I’v been writing about four thousand words a day. I think that’s a lot. Whenever I tell S how much I wrote, he is always amazed. I am too, a little.
I don’t know if I will be able to keep up that pace. Last year, I started out with a pretty high wordcount, and then stumbled quite frequently. I take the low days as part of the process. They are going to happen. There will be days when nothing comes or when life keeps you from sitting down. That’s why I wanted to start out with more words than I needed as a cushion. I still finished with a pretty high wordcount, but I don’t know what will happen this year.
I might be moving soon. I hate not knowing, but I’ve got that in the back of my head—another reason that I’m trying to get ahead of the game.
Whatever the result, I am not anxious about how many words I write. I am not going to stress about whether I reach 50k or double that, or whether I finish the story. More than anything, I am doing nano for myself, and for my books. They want to be written, and without the impetus of nano, I put them off and put them off and maybe wash the dishes instead—or maybe not, maybe I’m just watching tv, giving in to the exhaustion of raising two little guys.

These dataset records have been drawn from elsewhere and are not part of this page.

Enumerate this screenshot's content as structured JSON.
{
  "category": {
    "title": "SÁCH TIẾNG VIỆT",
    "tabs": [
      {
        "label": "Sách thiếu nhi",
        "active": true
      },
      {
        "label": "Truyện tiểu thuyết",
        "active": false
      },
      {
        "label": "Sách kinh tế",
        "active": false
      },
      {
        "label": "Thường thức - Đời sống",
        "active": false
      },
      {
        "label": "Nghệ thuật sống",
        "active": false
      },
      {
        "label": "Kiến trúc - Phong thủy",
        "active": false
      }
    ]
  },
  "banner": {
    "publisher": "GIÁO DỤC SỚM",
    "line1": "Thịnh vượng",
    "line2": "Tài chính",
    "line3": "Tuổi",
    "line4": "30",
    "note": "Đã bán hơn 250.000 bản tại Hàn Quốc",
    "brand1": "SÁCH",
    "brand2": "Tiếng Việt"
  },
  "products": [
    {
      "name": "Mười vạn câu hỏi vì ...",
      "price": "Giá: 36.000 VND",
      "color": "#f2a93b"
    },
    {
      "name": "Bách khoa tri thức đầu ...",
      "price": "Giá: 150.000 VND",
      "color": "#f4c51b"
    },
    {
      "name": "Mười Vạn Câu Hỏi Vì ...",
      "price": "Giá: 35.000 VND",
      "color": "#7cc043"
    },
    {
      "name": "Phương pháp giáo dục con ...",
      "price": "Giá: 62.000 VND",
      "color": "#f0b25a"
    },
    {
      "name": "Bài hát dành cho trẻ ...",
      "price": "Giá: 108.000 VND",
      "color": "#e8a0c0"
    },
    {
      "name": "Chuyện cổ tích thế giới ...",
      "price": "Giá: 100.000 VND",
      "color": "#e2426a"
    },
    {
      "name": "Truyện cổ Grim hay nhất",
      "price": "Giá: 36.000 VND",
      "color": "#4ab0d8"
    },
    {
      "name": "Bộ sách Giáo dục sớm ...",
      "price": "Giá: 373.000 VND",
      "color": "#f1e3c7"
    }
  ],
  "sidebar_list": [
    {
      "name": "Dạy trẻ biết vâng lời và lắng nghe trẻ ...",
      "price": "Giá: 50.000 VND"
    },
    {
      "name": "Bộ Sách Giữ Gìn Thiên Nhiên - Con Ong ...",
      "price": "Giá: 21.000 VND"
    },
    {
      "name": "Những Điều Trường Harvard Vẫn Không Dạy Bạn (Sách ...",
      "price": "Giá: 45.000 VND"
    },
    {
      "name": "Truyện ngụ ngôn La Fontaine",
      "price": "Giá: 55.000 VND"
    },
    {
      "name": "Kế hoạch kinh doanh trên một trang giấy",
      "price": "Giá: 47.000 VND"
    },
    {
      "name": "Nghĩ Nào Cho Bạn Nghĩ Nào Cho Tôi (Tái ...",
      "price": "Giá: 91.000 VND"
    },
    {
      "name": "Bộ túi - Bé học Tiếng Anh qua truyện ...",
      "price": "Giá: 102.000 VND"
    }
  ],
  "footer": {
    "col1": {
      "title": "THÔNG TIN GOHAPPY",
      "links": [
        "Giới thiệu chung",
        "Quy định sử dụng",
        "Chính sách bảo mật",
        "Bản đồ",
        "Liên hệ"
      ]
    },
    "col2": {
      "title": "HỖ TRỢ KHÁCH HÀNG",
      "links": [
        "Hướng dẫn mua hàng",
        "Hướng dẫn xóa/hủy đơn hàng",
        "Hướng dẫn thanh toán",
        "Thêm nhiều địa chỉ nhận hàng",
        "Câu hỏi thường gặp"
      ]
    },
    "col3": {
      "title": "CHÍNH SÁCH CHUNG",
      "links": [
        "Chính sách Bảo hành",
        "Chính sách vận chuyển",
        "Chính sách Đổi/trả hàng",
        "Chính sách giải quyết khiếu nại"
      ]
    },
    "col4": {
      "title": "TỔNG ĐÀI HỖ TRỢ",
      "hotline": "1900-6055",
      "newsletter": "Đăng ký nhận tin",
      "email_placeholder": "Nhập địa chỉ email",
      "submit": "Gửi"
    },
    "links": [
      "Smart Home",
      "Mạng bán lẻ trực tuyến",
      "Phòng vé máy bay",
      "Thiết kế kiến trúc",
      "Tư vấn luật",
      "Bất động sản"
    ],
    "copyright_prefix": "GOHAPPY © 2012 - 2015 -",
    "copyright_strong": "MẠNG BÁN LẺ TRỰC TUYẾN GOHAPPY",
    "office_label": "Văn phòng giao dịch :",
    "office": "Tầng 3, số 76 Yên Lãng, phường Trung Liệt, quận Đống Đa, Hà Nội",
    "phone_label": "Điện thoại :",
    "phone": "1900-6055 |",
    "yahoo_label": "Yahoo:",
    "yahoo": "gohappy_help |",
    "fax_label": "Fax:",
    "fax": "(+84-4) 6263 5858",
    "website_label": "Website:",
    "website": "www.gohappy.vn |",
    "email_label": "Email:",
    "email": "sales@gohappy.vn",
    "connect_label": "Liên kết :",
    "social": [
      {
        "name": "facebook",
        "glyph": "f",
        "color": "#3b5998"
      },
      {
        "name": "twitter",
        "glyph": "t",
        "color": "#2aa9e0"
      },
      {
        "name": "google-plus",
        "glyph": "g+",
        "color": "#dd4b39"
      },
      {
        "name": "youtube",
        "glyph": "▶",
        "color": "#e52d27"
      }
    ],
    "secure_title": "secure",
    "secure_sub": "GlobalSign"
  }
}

So I will write, trying to beat my wordcount or trying to surpass it, or trying to scrape up enough words to match yesterday, because without that goal, I let it slide. And I don’t want to.
I might get depressed if I fall off the writing. If I stop or slow down. There’s no reason to, but I know it’s what happens when I fail to meet my perfectionist standards. I’m trying to be easy about it all, and not get too excited about having my nice fat wordcount, so maybe I won’t get too disappointed if I don’t keep it.
Gosh. None of it matters, really. All that matters is that I write. And I’m writing.